POR OMAR ROMERO DÍAZ /
La plata para enfrentar los impactos del terremoto: ¿quién pone la plata y quién se la ahorra?
El terremoto del pasado 10 de agosto de magnitud 7,4 que sacudió el occidente de Colombia ha dejado hasta ahora 304 muertos, 185.016 damnificados y más de 127.000 viviendas averiadas. Ciudades como Cali, Pereira y Manizales, así como amplias zonas del departamento del Chocó quedaron con graves daños. El nuevo presidente, Abelardo de la Espriella, declaró la “emergencia económica” y creó un “fondo milagro” para la reconstrucción.
Pero hay un problema: en medio de esta crisis, De la Espriella lanzó su programa “Patria Milagro”. La promesa es: recortar el Estado en un 40 %, crecer al 7 % anual y convertir a Colombia en un “país milagro”. Suena bonito, pero hay una obligación: el 91,5 % del presupuesto ya está comprometido en salud, pensiones, servicio de la deuda y transferencias. De cada 100 pesos que recibe el Gobierno, 96 ya están gastados por ley. Recortar el 40 % del Estado no es tan fácil cuando la mayoría del gasto no se puede tocar.

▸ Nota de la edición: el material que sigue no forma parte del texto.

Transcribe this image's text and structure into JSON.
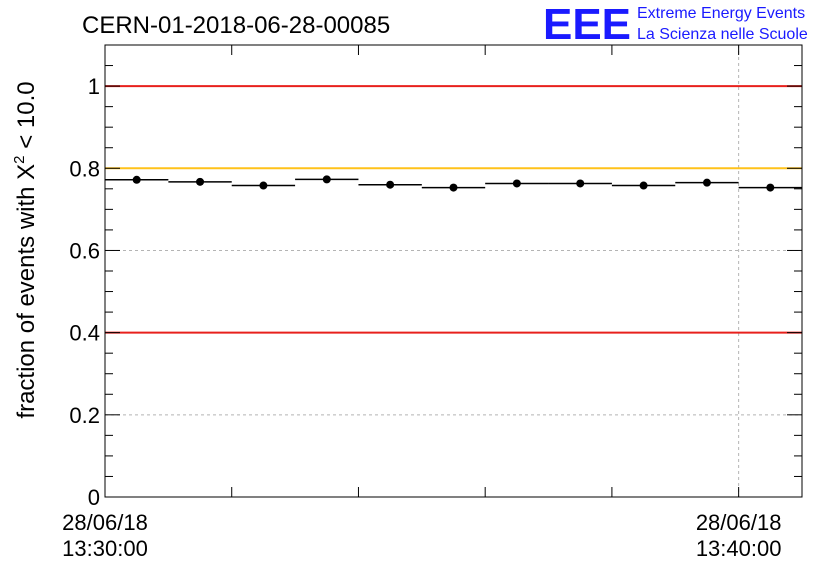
{
  "chart_data": {
    "type": "scatter",
    "title": "CERN-01-2018-06-28-00085",
    "ylabel_prefix": "fraction of events with ",
    "ylabel_symbol": "X",
    "ylabel_superscript": "2",
    "ylabel_suffix": " < 10.0",
    "ylim": [
      0,
      1.1
    ],
    "y_ticks": [
      0,
      0.2,
      0.4,
      0.6,
      0.8,
      1
    ],
    "y_tick_labels": [
      "0",
      "0.2",
      "0.4",
      "0.6",
      "0.8",
      "1"
    ],
    "x_range_minutes": [
      0,
      11
    ],
    "x_tick_labels": [
      {
        "minute": 0,
        "date": "28/06/18",
        "time": "13:30:00"
      },
      {
        "minute": 10,
        "date": "28/06/18",
        "time": "13:40:00"
      }
    ],
    "grid": true,
    "reference_lines": [
      {
        "value": 1.0,
        "color": "#e8201c"
      },
      {
        "value": 0.8,
        "color": "#ffc21a"
      },
      {
        "value": 0.4,
        "color": "#e8201c"
      }
    ],
    "series": [
      {
        "bins": [
          {
            "x0": 0.0,
            "x1": 1.0,
            "y": 0.772
          },
          {
            "x0": 1.0,
            "x1": 2.0,
            "y": 0.767
          },
          {
            "x0": 2.0,
            "x1": 3.0,
            "y": 0.758
          },
          {
            "x0": 3.0,
            "x1": 4.0,
            "y": 0.773
          },
          {
            "x0": 4.0,
            "x1": 5.0,
            "y": 0.76
          },
          {
            "x0": 5.0,
            "x1": 6.0,
            "y": 0.753
          },
          {
            "x0": 6.0,
            "x1": 7.0,
            "y": 0.763
          },
          {
            "x0": 7.0,
            "x1": 8.0,
            "y": 0.763
          },
          {
            "x0": 8.0,
            "x1": 9.0,
            "y": 0.758
          },
          {
            "x0": 9.0,
            "x1": 10.0,
            "y": 0.765
          },
          {
            "x0": 10.0,
            "x1": 11.0,
            "y": 0.753
          }
        ]
      }
    ]
  },
  "logo": {
    "letters": "EEE",
    "line1": "Extreme Energy Events",
    "line2": "La Scienza nelle Scuole",
    "color": "#1a1aff"
  }
}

Entonces, ¿de dónde va a salir la plata para reconstruir las ciudades destruidas por el terremoto? Ahí aparece la decisión más contradictoria: eliminar el impuesto al patrimonio.
En su primer discurso como primer mandatario, De la Espriella anunció que va a eliminar el impuesto al patrimonio que se les cobra a los que tienen bienes y activos por más de 3.600 millones de pesos. Dijo que “debemos dejar de castigar a quienes invierten y generan riqueza”.
«Suena alegre», pero es un grave error. Colombia necesita plata urgente para atender a los damnificados, reconstruir viviendas, reparar 2.838 colegios y 285 centros de salud afectados por el terremoto. La reconstrucción va a costar miles de millones. Y justo ahora, cuando más se necesita recaudar, el Gobierno decide dejar de cobrarle a los más ricos.

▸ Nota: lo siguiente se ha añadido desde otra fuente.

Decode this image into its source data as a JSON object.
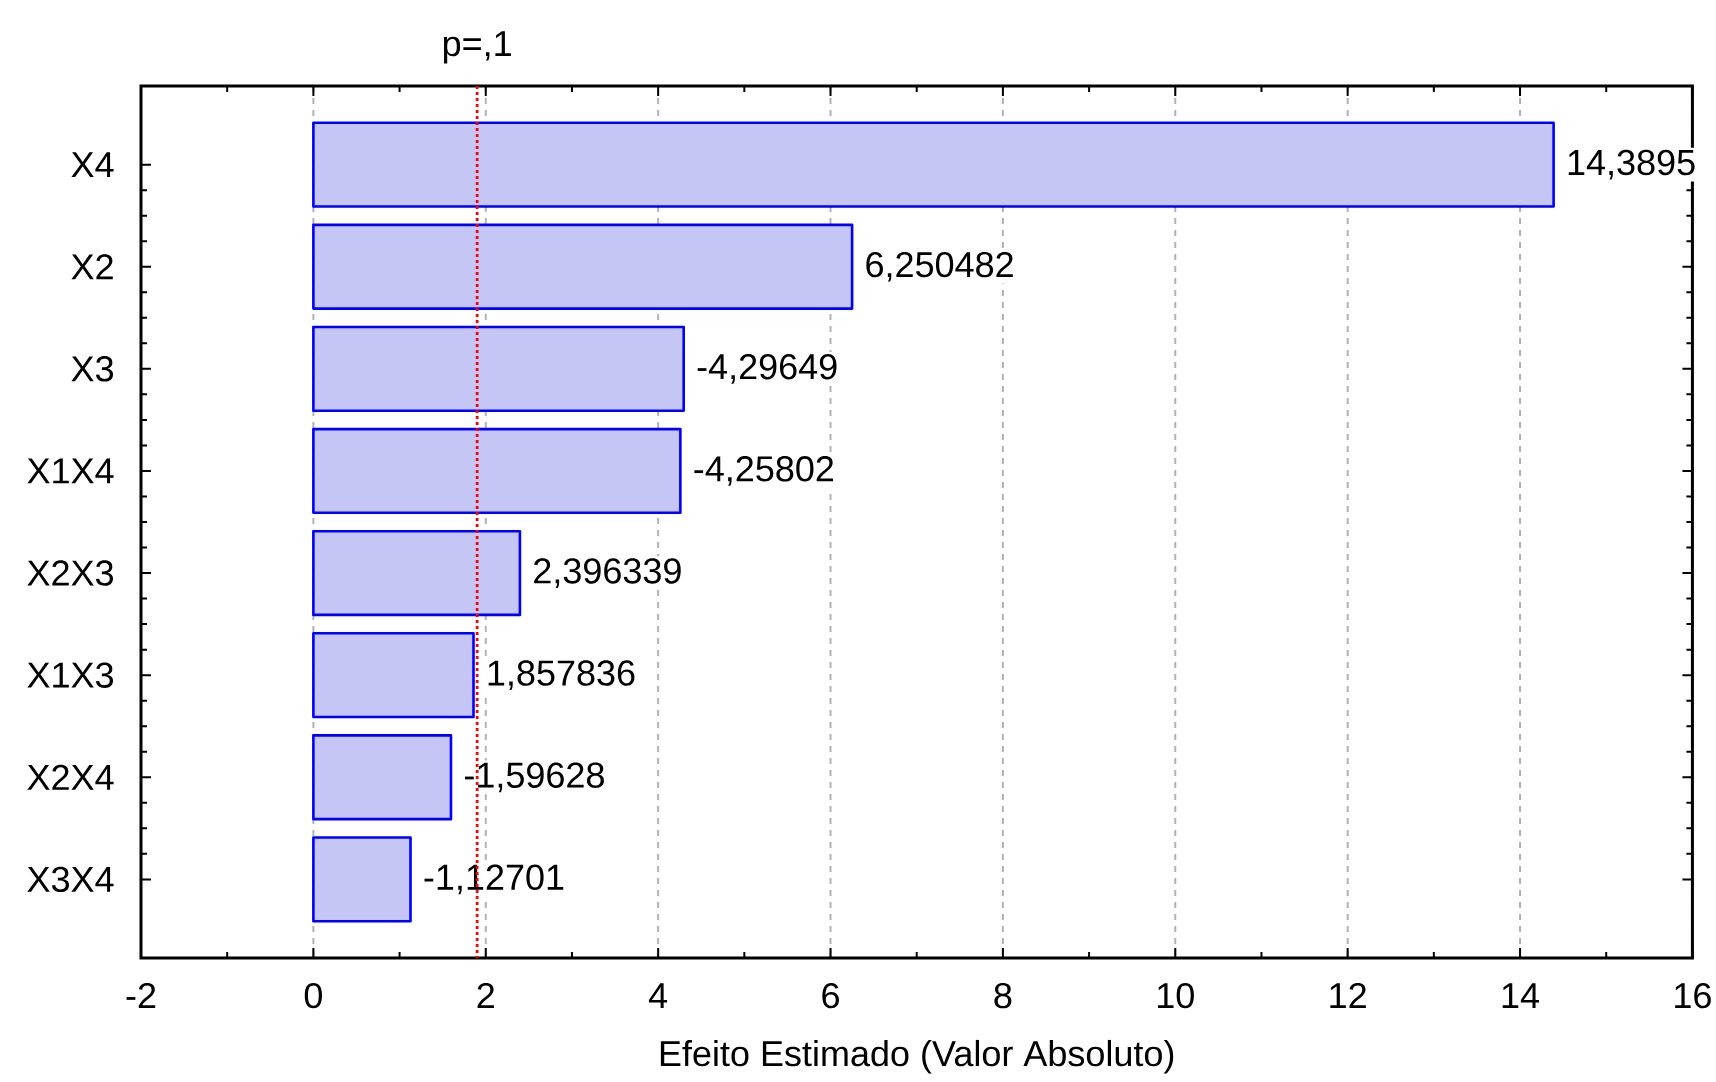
{
  "chart_data": {
    "type": "bar",
    "orientation": "horizontal",
    "xlabel": "Efeito Estimado (Valor Absoluto)",
    "categories": [
      "X4",
      "X2",
      "X3",
      "X1X4",
      "X2X3",
      "X1X3",
      "X2X4",
      "X3X4"
    ],
    "values": [
      14.3895,
      6.250482,
      4.29649,
      4.25802,
      2.396339,
      1.857836,
      1.59628,
      1.12701
    ],
    "value_labels": [
      "14,3895",
      "6,250482",
      "-4,29649",
      "-4,25802",
      "2,396339",
      "1,857836",
      "-1,59628",
      "-1,12701"
    ],
    "color": "#c6c6f6",
    "xlim": [
      -2,
      16
    ],
    "xticks": [
      -2,
      0,
      2,
      4,
      6,
      8,
      10,
      12,
      14,
      16
    ],
    "grid": "x",
    "ref_lines": [
      {
        "axis": "x",
        "value": 1.9,
        "label": "p=,1",
        "color": "#ff0000",
        "line_style": "dotted"
      }
    ]
  }
}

¿Quién va a pagar entonces la cuenta? La historia ya la conocemos: si los grandes patrimonios no pagan, terminan pagando los de siempre. Cuando el Estado necesita plata y no la cobra donde está, la busca donde puede: subiendo impuestos al consumo, recortando subsidios o eliminando programas sociales. Eso significa que el que tiene menos termina pagando más.
El Presidente dice que la prosperidad nace de “crear condiciones para que millones de colombianos puedan emprender”. Pero la prosperidad también nace de la justicia: que el que tiene más aporte más, sobre todo en una emergencia nacional.
No estamos diciendo que el impuesto al patrimonio sea perfecto. Pero eliminarlo en medio de un terremoto y una crisis fiscal es una irresponsabilidad. Es como si en una familia donde todos están apretados, el que tiene más plata decide no poner un peso para la reparación de la casa que se les vino abajo, y espera que los demás pongan la cuota.

El “Plan Milagro” para la reconstrucción dice que van a participar empresarios, el sector financiero y los constructores. Está bien. Pero que los grandes ‘cacaos’ participen no significa que no tengan que poner plata. Participar en la reconstrucción es un deber, no un favor.
El verdadero milagro que necesita Colombia no es que los ricos paguen menos impuestos. El milagro que necesita es que la plata alcance para reconstruir lo que el terremoto destruyó, sin que los más pobres terminen pagando la factura.

Porque la plata para la reconstrucción no va a aparecer por arte de magia. Y si no la ponen los que más tienen, la van a poner los que menos tienen. O, peor aún, la van a poner nuestros hijos, con más deuda y más intereses.
Eso no es un milagro. Es una injusticia.